As the most populous country in the world, China has skipped the development of personal computers for a whole generation and turned to the rapid development of smartphones. According to UN data, in 2005, less than 10% of China’s population used the Internet. The latest data shows that in 2017 this proportion was 54%. Almost everyone in the 800 million people is using a smartphone to surf the Internet instead of a computer. Apple has also achieved success in China, but of the smartphones sold in China, 9 out of every 10 use Android.
According to Counterpoint Research, in India, the fastest-growing major smartphone market, Android devices accounted for 99% of total sales, while KaiOS, which is very similar to Android, is the second-generation Android mobile phone. Apart from China and India, this model is repeated around the world. Although the iPhone is very good, Android has the largest market share, making smartphones become the mainstream tool in the world like never before.
Mobile operating system market share
Last year, smartphone sales were more than nine times that of 2008, and 2008 was the second year of the iPhone. The annual sales of smartphones reached 25 billion units in 25 years.
The Apparent Downsides of Google Android in Comparison to iOS
Of course, Android also has its downside, because of the core three forces and the rest of the world. For more than a decade, Internet-connected mobile devices have been exciting, eliminating barriers, allowing instant delivery of information and connecting people with different perspectives.
Samsung and other Android partners are increasingly seeking to get rid of Google’s shackles, pre-installing their own applications or software features into the system to replace Google’s services.
For Google’s parent company, Alphabet, the Android tradition has become increasingly confusing. Last year, after a long investigation, the EU regulator announced that Google provides the Android system free of charge, but with mandatory conditions, in violation of the EU anti-monopoly law. The EU also imposed a huge fine on Google because Google hides its competitors, gives priority to displaying its online shopping services, and undermines the competition for Internet search advertising. Google is appealing to the above three actions.

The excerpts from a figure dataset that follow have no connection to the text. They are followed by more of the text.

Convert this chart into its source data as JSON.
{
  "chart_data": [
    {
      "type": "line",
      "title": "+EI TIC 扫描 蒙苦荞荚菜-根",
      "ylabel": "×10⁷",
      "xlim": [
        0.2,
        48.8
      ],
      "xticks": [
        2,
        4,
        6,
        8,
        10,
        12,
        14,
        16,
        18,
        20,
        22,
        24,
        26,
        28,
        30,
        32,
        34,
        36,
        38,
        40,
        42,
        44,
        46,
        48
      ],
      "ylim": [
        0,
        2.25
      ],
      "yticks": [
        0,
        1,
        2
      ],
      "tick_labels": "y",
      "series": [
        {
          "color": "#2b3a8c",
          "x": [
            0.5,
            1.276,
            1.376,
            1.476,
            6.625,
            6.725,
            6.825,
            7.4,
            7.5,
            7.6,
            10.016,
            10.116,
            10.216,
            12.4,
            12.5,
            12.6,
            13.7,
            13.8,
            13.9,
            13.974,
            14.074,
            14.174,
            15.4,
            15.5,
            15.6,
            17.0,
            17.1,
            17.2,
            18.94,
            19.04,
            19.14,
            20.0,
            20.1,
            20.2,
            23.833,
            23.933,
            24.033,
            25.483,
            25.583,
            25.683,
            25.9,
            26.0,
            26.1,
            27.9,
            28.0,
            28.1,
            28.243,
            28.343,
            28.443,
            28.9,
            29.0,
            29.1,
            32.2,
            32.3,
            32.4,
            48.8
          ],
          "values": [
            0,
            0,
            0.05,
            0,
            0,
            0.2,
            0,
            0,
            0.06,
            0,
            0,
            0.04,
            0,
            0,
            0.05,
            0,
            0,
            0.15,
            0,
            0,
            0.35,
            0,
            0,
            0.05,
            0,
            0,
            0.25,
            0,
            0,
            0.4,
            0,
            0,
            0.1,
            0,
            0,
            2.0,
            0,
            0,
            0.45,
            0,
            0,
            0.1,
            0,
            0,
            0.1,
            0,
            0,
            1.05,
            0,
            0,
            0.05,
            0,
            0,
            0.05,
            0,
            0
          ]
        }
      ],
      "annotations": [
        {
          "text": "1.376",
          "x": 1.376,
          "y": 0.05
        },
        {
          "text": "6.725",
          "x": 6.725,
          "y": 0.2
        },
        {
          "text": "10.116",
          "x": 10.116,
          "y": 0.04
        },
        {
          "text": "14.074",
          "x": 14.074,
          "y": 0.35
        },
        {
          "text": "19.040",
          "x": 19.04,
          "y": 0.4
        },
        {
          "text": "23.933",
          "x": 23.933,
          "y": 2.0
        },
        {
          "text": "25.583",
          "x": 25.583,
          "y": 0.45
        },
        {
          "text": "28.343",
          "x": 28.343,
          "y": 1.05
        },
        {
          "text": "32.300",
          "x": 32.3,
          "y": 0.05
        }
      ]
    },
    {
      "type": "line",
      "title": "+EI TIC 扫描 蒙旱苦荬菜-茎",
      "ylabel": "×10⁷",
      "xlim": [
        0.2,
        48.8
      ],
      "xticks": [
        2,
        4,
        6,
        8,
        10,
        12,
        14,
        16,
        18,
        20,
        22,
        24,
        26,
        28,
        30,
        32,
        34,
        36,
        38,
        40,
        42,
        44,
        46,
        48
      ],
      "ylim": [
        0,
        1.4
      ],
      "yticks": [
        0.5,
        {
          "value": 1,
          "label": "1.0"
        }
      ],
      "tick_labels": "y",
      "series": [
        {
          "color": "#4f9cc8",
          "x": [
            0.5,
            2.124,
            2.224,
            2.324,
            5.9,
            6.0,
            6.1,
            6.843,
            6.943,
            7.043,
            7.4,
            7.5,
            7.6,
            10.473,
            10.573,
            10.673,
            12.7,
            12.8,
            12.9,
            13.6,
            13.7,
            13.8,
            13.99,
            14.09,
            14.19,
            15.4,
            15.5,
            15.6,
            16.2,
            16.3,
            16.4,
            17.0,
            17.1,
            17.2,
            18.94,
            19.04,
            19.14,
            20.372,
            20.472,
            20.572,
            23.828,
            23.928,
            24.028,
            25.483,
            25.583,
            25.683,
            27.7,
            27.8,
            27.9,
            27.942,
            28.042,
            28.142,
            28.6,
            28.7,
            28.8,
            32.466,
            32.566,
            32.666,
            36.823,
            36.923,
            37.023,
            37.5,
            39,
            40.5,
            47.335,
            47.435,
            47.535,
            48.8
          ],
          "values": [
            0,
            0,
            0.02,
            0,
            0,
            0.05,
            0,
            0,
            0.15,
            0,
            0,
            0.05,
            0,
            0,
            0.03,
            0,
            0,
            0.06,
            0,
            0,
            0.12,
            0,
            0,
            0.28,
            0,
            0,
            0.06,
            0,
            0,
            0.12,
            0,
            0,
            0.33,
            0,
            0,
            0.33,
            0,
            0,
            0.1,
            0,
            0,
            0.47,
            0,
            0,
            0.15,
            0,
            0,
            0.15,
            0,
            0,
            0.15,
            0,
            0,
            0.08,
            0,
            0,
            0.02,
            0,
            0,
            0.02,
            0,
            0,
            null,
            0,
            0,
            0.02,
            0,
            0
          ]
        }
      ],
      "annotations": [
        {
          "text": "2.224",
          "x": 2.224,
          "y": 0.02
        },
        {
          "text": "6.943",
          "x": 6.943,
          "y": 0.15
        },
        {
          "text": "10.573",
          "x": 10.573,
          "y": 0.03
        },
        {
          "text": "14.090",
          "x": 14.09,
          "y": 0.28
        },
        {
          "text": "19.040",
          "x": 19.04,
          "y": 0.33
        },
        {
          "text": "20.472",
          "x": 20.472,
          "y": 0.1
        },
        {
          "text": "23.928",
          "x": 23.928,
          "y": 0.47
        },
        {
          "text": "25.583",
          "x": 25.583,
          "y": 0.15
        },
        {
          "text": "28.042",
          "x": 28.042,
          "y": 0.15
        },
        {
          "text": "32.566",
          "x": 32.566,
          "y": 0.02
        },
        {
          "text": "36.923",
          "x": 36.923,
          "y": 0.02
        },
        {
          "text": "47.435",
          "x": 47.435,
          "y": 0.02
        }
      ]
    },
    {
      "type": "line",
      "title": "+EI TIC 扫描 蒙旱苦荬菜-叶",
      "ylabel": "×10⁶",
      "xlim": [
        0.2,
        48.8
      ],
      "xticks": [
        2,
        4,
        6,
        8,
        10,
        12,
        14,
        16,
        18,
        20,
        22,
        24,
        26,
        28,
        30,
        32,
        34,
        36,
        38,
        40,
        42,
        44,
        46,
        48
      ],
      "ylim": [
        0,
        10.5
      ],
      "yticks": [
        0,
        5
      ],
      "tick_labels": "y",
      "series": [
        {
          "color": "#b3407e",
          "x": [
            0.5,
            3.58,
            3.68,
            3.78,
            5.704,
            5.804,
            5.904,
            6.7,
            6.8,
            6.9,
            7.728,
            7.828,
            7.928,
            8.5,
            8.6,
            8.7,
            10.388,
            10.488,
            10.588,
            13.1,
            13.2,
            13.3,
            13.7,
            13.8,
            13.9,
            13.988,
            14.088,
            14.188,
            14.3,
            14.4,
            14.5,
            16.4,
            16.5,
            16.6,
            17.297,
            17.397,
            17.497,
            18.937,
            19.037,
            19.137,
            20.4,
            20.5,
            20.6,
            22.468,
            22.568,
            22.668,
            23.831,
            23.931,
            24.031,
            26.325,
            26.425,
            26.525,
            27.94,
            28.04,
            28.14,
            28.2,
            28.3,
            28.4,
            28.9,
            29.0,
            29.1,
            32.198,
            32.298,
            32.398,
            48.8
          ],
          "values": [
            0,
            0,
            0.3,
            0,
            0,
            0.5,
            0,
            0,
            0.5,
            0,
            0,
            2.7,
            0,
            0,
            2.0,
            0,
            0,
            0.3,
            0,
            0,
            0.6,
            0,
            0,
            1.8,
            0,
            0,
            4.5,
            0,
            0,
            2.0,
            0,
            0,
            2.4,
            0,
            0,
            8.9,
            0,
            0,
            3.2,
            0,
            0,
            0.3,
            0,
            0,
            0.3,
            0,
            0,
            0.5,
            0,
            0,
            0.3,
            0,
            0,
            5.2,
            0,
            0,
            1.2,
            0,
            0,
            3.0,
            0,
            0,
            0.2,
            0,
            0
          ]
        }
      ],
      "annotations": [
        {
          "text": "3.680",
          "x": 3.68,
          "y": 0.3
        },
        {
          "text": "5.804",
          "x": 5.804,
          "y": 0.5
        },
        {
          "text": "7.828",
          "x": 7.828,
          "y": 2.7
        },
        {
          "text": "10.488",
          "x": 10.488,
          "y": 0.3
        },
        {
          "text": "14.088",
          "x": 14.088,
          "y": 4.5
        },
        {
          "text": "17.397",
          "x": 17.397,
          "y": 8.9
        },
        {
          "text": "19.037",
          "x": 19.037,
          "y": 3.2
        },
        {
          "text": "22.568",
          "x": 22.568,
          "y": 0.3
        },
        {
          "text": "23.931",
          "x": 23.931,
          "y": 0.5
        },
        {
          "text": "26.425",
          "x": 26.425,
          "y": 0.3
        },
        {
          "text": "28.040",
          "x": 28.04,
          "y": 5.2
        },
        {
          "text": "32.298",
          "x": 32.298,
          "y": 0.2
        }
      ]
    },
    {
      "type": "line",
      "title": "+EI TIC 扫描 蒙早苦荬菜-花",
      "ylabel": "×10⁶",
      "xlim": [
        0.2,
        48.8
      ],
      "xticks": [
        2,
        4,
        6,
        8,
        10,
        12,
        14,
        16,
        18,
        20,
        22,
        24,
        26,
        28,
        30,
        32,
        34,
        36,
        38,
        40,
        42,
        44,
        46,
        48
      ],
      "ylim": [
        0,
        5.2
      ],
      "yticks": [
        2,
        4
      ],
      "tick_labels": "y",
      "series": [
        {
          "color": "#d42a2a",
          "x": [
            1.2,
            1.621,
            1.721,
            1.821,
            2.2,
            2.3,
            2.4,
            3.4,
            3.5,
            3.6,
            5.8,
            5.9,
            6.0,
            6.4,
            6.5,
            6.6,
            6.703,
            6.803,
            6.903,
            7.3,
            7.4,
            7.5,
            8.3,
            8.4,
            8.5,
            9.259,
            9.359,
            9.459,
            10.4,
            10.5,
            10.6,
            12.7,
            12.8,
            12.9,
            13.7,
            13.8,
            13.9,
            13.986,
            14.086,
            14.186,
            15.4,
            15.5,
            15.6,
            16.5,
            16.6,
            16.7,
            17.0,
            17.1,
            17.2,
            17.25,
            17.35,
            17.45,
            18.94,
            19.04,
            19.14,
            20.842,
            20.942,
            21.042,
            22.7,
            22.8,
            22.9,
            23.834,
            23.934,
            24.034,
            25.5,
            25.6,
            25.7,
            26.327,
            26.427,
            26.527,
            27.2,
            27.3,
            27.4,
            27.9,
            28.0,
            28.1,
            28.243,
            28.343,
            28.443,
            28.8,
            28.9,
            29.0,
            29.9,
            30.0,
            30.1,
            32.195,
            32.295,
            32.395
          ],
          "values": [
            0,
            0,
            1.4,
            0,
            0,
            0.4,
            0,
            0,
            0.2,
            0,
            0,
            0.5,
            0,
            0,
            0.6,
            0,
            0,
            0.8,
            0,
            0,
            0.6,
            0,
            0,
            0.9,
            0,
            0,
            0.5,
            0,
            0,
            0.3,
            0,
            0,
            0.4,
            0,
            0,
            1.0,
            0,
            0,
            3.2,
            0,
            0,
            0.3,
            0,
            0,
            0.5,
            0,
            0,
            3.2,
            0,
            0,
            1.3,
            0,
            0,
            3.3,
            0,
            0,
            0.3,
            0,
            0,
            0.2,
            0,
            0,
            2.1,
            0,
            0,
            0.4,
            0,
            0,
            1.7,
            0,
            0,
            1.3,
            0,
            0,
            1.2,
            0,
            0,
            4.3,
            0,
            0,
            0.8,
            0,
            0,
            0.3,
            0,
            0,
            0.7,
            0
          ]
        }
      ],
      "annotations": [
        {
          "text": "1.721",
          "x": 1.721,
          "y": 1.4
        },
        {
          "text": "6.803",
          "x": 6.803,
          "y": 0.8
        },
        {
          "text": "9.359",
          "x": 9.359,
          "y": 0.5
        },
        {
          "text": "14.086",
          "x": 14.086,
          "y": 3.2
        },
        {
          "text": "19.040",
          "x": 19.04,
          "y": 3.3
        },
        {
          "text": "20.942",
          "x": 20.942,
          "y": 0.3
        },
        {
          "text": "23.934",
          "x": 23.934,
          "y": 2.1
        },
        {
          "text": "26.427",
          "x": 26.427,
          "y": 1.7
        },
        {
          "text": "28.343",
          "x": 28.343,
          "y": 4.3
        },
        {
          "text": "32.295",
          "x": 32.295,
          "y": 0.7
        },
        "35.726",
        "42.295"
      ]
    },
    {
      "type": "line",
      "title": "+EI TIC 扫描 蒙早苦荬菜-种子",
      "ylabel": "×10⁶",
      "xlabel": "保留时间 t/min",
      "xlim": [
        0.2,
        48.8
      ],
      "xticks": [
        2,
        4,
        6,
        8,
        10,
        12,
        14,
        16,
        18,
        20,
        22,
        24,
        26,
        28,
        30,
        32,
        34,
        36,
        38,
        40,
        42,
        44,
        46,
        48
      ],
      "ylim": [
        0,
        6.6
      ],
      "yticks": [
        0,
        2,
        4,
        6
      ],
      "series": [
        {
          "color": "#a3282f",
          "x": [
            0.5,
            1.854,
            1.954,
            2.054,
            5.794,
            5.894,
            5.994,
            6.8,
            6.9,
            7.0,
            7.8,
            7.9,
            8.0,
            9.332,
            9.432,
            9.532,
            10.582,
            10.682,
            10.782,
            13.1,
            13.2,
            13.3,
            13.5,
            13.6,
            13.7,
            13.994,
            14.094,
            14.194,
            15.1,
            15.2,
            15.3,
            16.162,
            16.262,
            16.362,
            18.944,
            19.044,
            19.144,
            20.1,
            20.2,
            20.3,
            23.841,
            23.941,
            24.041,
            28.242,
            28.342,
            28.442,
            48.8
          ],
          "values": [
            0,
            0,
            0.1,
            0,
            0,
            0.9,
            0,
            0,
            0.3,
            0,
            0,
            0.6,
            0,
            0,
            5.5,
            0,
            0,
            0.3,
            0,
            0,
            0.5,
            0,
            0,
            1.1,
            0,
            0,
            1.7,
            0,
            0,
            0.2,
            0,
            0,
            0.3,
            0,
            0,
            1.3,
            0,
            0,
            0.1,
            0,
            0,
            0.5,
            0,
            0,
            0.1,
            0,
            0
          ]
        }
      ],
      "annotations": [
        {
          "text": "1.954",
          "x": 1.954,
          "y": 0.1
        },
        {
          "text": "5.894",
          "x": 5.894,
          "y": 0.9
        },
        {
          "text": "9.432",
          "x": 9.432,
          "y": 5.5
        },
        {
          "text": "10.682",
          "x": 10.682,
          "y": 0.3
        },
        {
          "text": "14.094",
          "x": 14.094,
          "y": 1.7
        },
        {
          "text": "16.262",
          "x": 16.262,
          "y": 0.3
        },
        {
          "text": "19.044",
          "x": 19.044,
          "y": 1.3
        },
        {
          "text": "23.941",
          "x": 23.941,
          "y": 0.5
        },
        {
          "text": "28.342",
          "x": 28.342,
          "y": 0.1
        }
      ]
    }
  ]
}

According to the rapid development of the technology industry, smartphones have actually entered middle age. According to IDC’s forecast, global smartphone sales will decline for the third consecutive year in 2019. And there are still huge gaps between 50% of mobile Internet users worldwide and 80%-90% of analysts predicting that they will reach their peak. However, it is getting harder to reach the next goal of 3.5 billion to 4 billion people. Even the Android system can’t push the price of mobile phones low enough to meet the needs of users in certain regions and regions where smartphones are not yet widely available.
Since many companies are beginning to bet on products other than smartphones, Android or Android-like systems are likely to no longer play a major role. But in a future where wireless connectivity is so fast and cheap, the Internet can be embedded in every car, office chair, thermostat, virtual reality device and glasses, and as a small device in the digital world access point may not be so important. The largest cloud computing platforms, driverless cars and voice control digital assistants are proprietary systems, not open alliances like Android. Key developers such as Alphabet are betting that in fact, acting alone is more beneficial to them.
Final Thoughts on how Android broke the Monopoly of Apple iOS
There is another example in this regard. Although Apple has only a small share of the global smartphone market, it has captured most of the profits of smartphone makers, and loyal iPhone users buy billions of dollars of Apple’s additional hardware, applications and Internet services every year.
Therefore, when Google’s operating system covers the world, Jobs’s philosophy may also win in the next generation of products. Good or bad, the future we want may not be like Android, a technology that is open but not easy to control and covers the whole world.